Partly because of this incompleteness, the AFM has, in cooperation with the DNB, prepared a step-by-step plan to see what statutory requirements a platform must satisfy.

The step-by-step plan
The AFM asks two questions in order to determine whether the platforms must apply for permits or exemptions for loans to private individuals and/or businesses:

1. Is the platform used to provide financing in the form of loans?

If the answer to the first question is yes, then the platform must apply for an exemption from the AFM. Section 3:5 of the Financial Supervision Act (hereinafter: Wft) states that:

‘In the Netherlands it is prohibited for any party, in the course of operating a business, outside a closed circle, to raise, secure disposal of or have at its disposal exigible funds from parties other than professional market parties.’

Exigible funds here are funds that must be repaid at any given moment, for any reason whatsoever, and for which it is clear in advance what nominal amount must be repaid.

2. Is the platform used to provide loans to consumers (as well)?

If the answer to the second question is yes, then the platform must apply for a permit from the AFM. This situation involves credit (according to the Wft, credit is defined as providing a consumer with a monetary amount in relation to which the consumer is required to make one or more payments). The platform brokers credit and that requires a permit on grounds of Section 2:80 of the Wft.

Another three questions are also asked in order to determine whether exemptions or permits are required in relation to investments in businesses. These questions will be left out of consideration here.

Crowdfunding can be an excellent alternative for the regular forms of financing.
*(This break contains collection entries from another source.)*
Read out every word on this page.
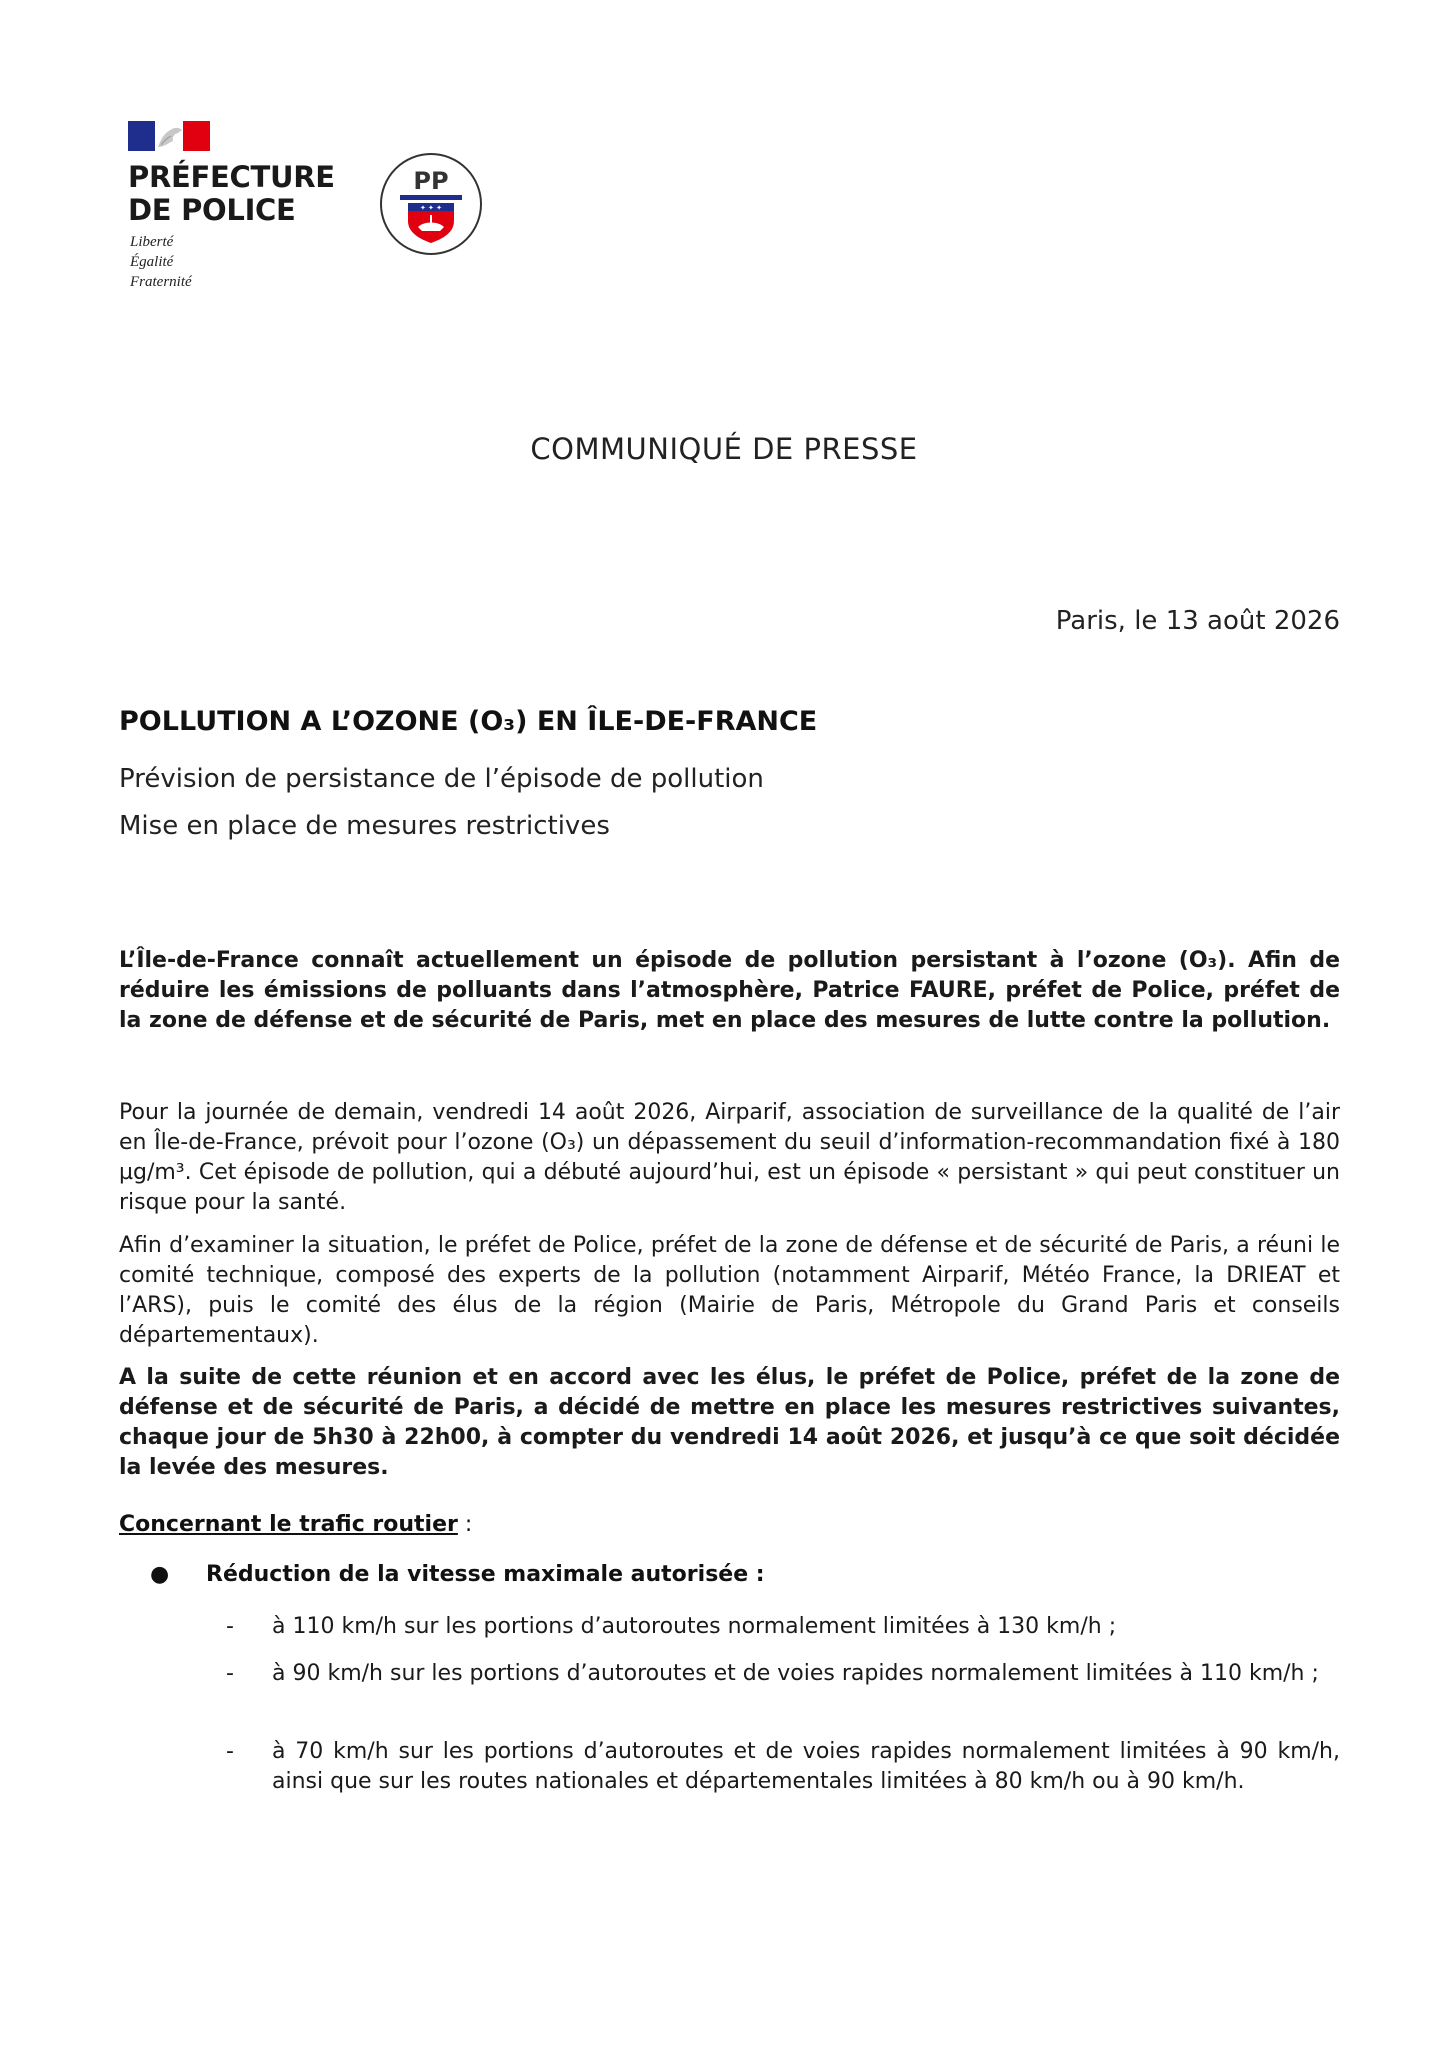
PRÉFECTURE
DE POLICE
Liberté
Égalité
Fraternité
PP
✦ ✦ ✦
COMMUNIQUÉ DE PRESSE
Paris, le 13 août 2026
POLLUTION A L’OZONE (O₃) EN ÎLE-DE-FRANCE
Prévision de persistance de l’épisode de pollution
Mise en place de mesures restrictives
L’Île-de-France connaît actuellement un épisode de pollution persistant à l’ozone (O₃). Afin de réduire les émissions de polluants dans l’atmosphère, Patrice FAURE, préfet de Police, préfet de la zone de défense et de sécurité de Paris, met en place des mesures de lutte contre la pollution.
Pour la journée de demain, vendredi 14 août 2026, Airparif, association de surveillance de la qualité de l’air en Île-de-France, prévoit pour l’ozone (O₃) un dépassement du seuil d’information-recommandation fixé à 180 µg/m³. Cet épisode de pollution, qui a débuté aujourd’hui, est un épisode « persistant » qui peut constituer un risque pour la santé.
Afin d’examiner la situation, le préfet de Police, préfet de la zone de défense et de sécurité de Paris, a réuni le comité technique, composé des experts de la pollution (notamment Airparif, Météo France, la DRIEAT et l’ARS), puis le comité des élus de la région (Mairie de Paris, Métropole du Grand Paris et conseils départementaux).
A la suite de cette réunion et en accord avec les élus, le préfet de Police, préfet de la zone de défense et de sécurité de Paris, a décidé de mettre en place les mesures restrictives suivantes, chaque jour de 5h30 à 22h00, à compter du vendredi 14 août 2026, et jusqu’à ce que soit décidée la levée des mesures.
Concernant le trafic routier :
● Réduction de la vitesse maximale autorisée :
- à 110 km/h sur les portions d’autoroutes normalement limitées à 130 km/h ;
- à 90 km/h sur les portions d’autoroutes et de voies rapides normalement limitées à 110 km/h ;
- à 70 km/h sur les portions d’autoroutes et de voies rapides normalement limitées à 90 km/h, ainsi que sur les routes nationales et départementales limitées à 80 km/h ou à 90 km/h.
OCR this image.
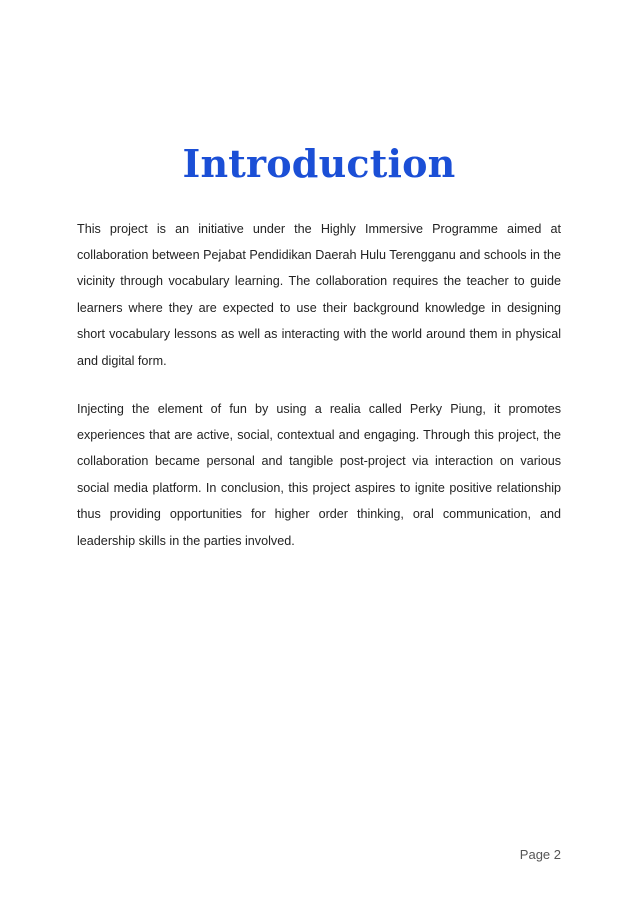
Introduction

This project is an initiative under the Highly Immersive Programme aimed at collaboration between Pejabat Pendidikan Daerah Hulu Terengganu and schools in the vicinity through vocabulary learning. The collaboration requires the teacher to guide learners where they are expected to use their background knowledge in designing short vocabulary lessons as well as interacting with the world around them in physical and digital form.

Injecting the element of fun by using a realia called Perky Piung, it promotes experiences that are active, social, contextual and engaging. Through this project, the collaboration became personal and tangible post-project via interaction on various social media platform. In conclusion, this project aspires to ignite positive relationship thus providing opportunities for higher order thinking, oral communication, and leadership skills in the parties involved.

Page 2
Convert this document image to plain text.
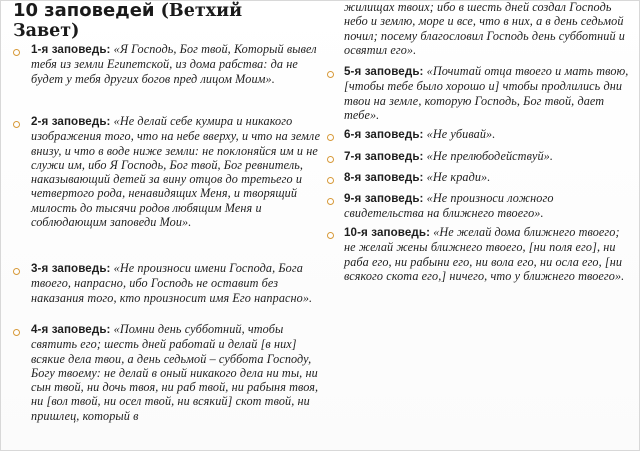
10 заповедей (Ветхий Завет)

1-я заповедь: «Я Господь, Бог твой, Который вывел тебя из земли Египетской, из дома рабства: да не будет у тебя других богов пред лицом Моим».

2-я заповедь: «Не делай себе кумира и никакого изображения того, что на небе вверху, и что на земле внизу, и что в воде ниже земли: не поклоняйся им и не служи им, ибо Я Господь, Бог твой, Бог ревнитель, наказывающий детей за вину отцов до третьего и четвертого рода, ненавидящих Меня, и творящий милость до тысячи родов любящим Меня и соблюдающим заповеди Мои».

3-я заповедь: «Не произноси имени Господа, Бога твоего, напрасно, ибо Господь не оставит без наказания того, кто произносит имя Его напрасно».

4-я заповедь: «Помни день субботний, чтобы святить его; шесть дней работай и делай [в них] всякие дела твои, а день седьмой – суббота Господу, Богу твоему: не делай в оный никакого дела ни ты, ни сын твой, ни дочь твоя, ни раб твой, ни рабыня твоя, ни [вол твой, ни осел твой, ни всякий] скот твой, ни пришлец, который в

жилищах твоих; ибо в шесть дней создал Господь небо и землю, море и все, что в них, а в день седьмой почил; посему благословил Господь день субботний и освятил его».

5-я заповедь: «Почитай отца твоего и мать твою, [чтобы тебе было хорошо и] чтобы продлились дни твои на земле, которую Господь, Бог твой, дает тебе».

6-я заповедь: «Не убивай».

7-я заповедь: «Не прелюбодействуй».

8-я заповедь: «Не кради».

9-я заповедь: «Не произноси ложного свидетельства на ближнего твоего».

10-я заповедь: «Не желай дома ближнего твоего; не желай жены ближнего твоего, [ни поля его], ни раба его, ни рабыни его, ни вола его, ни осла его, [ни всякого скота его,] ничего, что у ближнего твоего».
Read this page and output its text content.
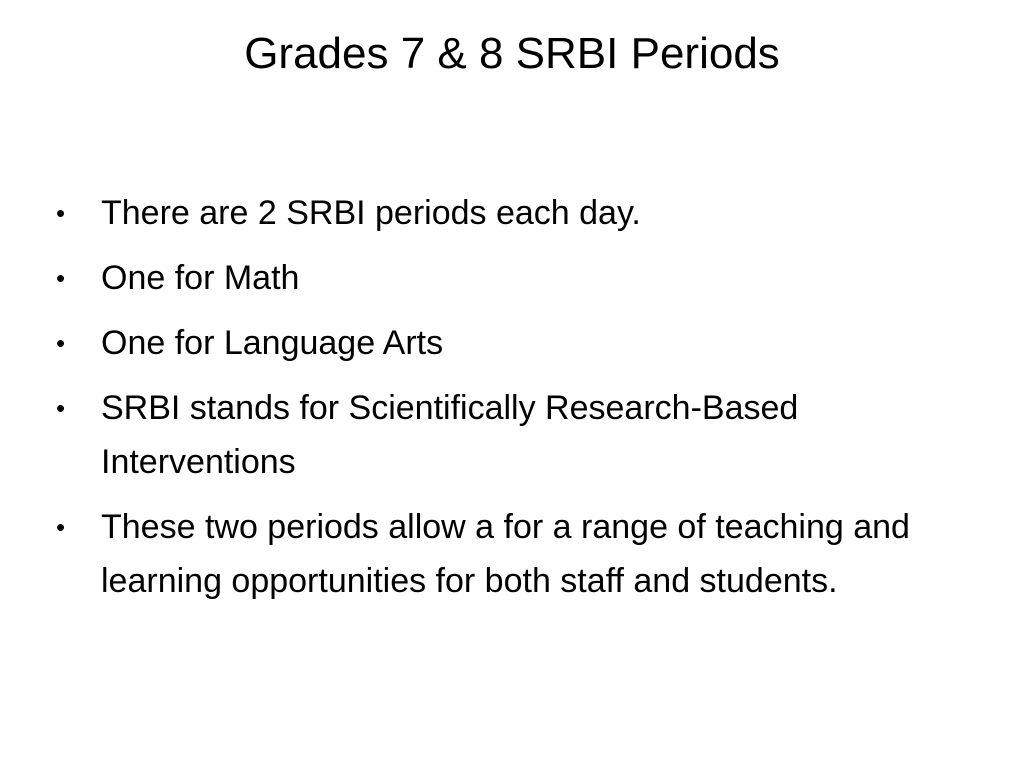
Grades 7 & 8 SRBI Periods
• There are 2 SRBI periods each day.
• One for Math
• One for Language Arts
• SRBI stands for Scientifically Research-Based Interventions
• These two periods allow a for a range of teaching and learning opportunities for both staff and students.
In particular, crowdfunding could be very useful for projects where the focus is not only on the return to be achieved. For instance, a number of projects in the sustainable energy sector have already been successfully financed via crowdfunding. There is no fully fledged instrument as of yet however. The AFM and DNB have only published step-by-step plans for the platform. The question is whether a borrower also falls under Section 3:5 of the Wft under certain circumstances. We will still have to wait for clarity in the form of regulation.